The psychologist Philip Tetlock has argued that the mentality of taboo--the belief that certain ideas are so dangerous that it is sinful even to think them--is not a quirk of Polynesian culture or religious superstition but is ingrained into our moral sense. In 2000, he reported asking university students their opinions of unpopular but defensible proposals, such as allowing people to buy and sell organs or auctioning adoption licenses to the highest-bidding parents. He found that most of his respondents did not even try to refute the proposals but expressed shock and outrage at having been asked to entertain them. They refused to consider positive arguments for the proposals and sought to cleanse themselves by volunteering for campaigns to oppose them. Sound familiar?

Pinker goes on to suggest reasons why such a sense of taboo has value to the human community -- principally in the ability to demonstrate inviolable kinship with the group such that other members of the community need not suspect that a member is, for want of a better word, for sale, corruptible.
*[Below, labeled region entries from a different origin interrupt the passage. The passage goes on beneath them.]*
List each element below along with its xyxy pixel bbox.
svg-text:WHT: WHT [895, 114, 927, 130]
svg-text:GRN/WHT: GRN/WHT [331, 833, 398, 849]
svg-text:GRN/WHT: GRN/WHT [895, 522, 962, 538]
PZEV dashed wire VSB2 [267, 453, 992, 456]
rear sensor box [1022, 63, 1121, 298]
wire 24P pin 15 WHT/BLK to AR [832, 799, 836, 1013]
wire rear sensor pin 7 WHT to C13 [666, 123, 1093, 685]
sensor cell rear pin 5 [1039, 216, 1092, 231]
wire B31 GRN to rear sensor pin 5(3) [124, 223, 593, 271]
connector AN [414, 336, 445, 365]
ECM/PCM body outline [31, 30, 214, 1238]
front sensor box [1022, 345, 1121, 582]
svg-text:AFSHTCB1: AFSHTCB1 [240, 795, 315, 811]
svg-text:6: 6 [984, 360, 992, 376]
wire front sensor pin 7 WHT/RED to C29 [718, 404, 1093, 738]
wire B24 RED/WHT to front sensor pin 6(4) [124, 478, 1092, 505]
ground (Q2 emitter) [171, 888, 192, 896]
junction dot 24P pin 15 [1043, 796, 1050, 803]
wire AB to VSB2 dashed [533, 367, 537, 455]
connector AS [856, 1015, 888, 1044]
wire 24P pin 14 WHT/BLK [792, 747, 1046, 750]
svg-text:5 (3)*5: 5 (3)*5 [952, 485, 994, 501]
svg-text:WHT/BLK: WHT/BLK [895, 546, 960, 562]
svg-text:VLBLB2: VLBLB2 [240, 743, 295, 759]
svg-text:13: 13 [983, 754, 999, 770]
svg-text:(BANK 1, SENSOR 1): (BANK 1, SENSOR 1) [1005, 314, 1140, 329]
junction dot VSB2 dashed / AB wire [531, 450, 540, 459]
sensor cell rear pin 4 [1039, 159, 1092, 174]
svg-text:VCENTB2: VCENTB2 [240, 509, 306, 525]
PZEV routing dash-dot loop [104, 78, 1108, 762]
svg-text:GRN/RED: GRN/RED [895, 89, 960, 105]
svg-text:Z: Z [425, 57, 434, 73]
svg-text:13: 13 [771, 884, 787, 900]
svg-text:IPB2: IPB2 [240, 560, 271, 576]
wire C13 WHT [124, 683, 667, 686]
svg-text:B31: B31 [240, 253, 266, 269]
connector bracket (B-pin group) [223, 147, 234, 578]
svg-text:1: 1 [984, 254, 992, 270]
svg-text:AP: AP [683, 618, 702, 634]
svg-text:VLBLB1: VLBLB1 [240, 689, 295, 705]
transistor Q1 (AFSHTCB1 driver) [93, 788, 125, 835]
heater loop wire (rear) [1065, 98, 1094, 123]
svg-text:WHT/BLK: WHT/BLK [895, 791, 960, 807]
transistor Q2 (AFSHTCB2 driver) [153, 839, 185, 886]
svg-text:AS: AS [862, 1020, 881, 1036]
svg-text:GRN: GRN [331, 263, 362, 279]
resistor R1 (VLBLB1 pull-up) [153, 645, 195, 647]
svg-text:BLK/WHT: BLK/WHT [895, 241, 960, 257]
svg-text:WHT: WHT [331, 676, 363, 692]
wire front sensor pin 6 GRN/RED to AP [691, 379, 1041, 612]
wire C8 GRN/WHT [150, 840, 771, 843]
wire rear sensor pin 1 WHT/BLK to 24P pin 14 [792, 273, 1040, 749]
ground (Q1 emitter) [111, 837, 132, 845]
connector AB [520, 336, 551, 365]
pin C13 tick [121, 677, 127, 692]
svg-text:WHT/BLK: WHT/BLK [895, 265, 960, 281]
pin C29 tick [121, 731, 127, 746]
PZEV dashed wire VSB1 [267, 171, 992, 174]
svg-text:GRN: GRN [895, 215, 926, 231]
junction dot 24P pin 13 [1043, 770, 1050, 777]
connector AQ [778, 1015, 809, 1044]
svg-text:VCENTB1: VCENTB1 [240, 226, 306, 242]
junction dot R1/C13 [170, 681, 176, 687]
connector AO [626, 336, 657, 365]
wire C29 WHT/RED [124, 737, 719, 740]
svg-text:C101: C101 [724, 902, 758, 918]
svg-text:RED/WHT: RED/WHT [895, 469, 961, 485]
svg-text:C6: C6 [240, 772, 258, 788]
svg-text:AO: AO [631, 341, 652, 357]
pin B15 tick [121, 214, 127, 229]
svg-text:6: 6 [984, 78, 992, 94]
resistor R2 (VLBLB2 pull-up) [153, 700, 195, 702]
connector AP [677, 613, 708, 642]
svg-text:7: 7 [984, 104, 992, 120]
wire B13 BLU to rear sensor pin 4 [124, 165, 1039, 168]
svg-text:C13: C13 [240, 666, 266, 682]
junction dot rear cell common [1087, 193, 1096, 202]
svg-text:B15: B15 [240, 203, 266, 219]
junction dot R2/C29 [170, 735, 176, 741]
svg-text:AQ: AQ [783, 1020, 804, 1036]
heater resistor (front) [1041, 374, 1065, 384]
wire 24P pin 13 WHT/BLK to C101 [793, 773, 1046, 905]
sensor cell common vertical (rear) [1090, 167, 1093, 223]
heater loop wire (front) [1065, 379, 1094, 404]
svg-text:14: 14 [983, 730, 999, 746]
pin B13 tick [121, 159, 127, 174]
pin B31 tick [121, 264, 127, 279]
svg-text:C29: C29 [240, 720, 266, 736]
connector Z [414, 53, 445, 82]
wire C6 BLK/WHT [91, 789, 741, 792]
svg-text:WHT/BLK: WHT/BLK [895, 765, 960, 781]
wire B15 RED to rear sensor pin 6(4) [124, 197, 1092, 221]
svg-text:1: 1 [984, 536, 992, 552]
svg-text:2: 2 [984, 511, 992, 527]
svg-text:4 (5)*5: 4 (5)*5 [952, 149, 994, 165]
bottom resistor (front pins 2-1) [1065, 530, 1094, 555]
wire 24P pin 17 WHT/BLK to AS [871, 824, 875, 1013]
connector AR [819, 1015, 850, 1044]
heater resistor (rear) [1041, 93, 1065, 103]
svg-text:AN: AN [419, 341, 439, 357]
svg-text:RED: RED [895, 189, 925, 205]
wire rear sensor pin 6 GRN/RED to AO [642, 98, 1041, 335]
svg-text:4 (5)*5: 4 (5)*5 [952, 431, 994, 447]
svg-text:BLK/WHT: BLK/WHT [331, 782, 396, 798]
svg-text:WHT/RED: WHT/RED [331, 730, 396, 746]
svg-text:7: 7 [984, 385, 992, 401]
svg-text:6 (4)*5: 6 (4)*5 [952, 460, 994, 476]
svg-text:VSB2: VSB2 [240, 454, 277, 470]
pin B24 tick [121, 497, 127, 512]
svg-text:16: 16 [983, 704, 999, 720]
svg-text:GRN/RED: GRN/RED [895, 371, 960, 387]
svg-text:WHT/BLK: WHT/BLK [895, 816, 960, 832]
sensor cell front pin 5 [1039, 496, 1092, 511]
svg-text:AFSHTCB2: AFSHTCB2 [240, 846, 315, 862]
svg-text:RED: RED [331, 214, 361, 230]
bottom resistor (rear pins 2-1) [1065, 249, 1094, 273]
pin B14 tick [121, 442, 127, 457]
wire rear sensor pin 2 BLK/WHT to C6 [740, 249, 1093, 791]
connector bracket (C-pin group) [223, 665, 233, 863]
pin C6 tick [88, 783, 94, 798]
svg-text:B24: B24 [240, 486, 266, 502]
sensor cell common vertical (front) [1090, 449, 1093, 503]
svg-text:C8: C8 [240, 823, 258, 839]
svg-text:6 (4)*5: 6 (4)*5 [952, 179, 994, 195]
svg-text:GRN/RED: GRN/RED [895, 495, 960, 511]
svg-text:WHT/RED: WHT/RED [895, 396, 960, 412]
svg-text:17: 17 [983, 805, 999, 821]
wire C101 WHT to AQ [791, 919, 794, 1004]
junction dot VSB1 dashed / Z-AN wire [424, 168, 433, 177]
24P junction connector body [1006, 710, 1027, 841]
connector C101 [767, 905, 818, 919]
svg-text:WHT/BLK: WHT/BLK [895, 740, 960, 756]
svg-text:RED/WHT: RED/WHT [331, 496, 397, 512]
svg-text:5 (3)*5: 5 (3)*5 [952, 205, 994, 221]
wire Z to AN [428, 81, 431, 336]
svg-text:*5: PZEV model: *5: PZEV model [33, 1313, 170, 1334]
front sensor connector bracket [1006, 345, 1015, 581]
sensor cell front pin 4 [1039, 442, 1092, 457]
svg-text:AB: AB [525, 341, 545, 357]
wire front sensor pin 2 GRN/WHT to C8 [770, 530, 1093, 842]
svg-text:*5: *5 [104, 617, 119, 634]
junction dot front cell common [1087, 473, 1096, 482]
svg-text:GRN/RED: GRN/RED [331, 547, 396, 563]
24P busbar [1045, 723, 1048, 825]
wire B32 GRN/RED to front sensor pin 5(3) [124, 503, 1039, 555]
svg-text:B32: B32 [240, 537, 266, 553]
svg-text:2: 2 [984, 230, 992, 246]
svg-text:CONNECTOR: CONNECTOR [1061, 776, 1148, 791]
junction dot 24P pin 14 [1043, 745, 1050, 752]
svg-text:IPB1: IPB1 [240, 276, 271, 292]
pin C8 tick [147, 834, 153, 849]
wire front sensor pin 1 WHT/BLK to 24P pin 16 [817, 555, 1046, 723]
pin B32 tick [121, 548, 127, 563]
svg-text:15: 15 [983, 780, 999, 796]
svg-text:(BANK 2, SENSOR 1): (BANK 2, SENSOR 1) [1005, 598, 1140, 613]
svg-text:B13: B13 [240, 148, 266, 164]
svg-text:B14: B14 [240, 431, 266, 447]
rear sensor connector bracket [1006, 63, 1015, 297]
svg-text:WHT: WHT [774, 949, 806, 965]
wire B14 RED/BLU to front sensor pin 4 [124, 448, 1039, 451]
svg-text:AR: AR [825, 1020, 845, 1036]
I won't delve any deeper into the argument, principally because I cannot. I had intended to discuss this issue at some length, but after attending a party of academics and raising the topic in a couple of conversations with relative strangers, I found such generalized hostility that I decided it might be a bad idea. Now, however, I have the cover of an eminent psychologist. In a million years, I couldn't have come up with that analysis, but I flatter myself by suggesting that my real objection, all along, was to the lack of subtlety in the analyses of what were lengthy, nuanced, and carefully hedged comments -- a deficiency made all the more odious by the fact that it was one readily indulged by academics, who ought to treasure freedom of inquiry.

That it may have been an impolitic move for the president of Harvard to invite such controversy I readily allow. I just happen to think that for leaders to lead they ought to be prepared to be impolitic, unpopular. The desire to be everything to everyone has corrupted our political dialogue, and it appears as well to be corrupting even our ivory tower intellectual realm. I'm not defending everything in the name of intellectual inquiry, of course -- it sounds as though this guy Churchill out in Colorado deserves no quarter -- but not because of his comments or conclusions, but rather because of his shoddy, and potentially fraudulent work. I still have yet to see anything that leads me to believe that Summers's comments were anything like that; there's a huge difference between the improper and the unpopular.

Hat tip, Jim Lindgren (Volokh Conspiracy).

UPDATE: A good grief!!! -- IKEA accused of gender bias for using only pictures of men assembling furniture. Of course, if they put women assembling furniture in loose blouses bending low over some half-assembled table revealing too much of their cleavage, they'd be objectifying women. Can we find anything more trivial to get upset about? (Hat tip Bernstein at Volokh.)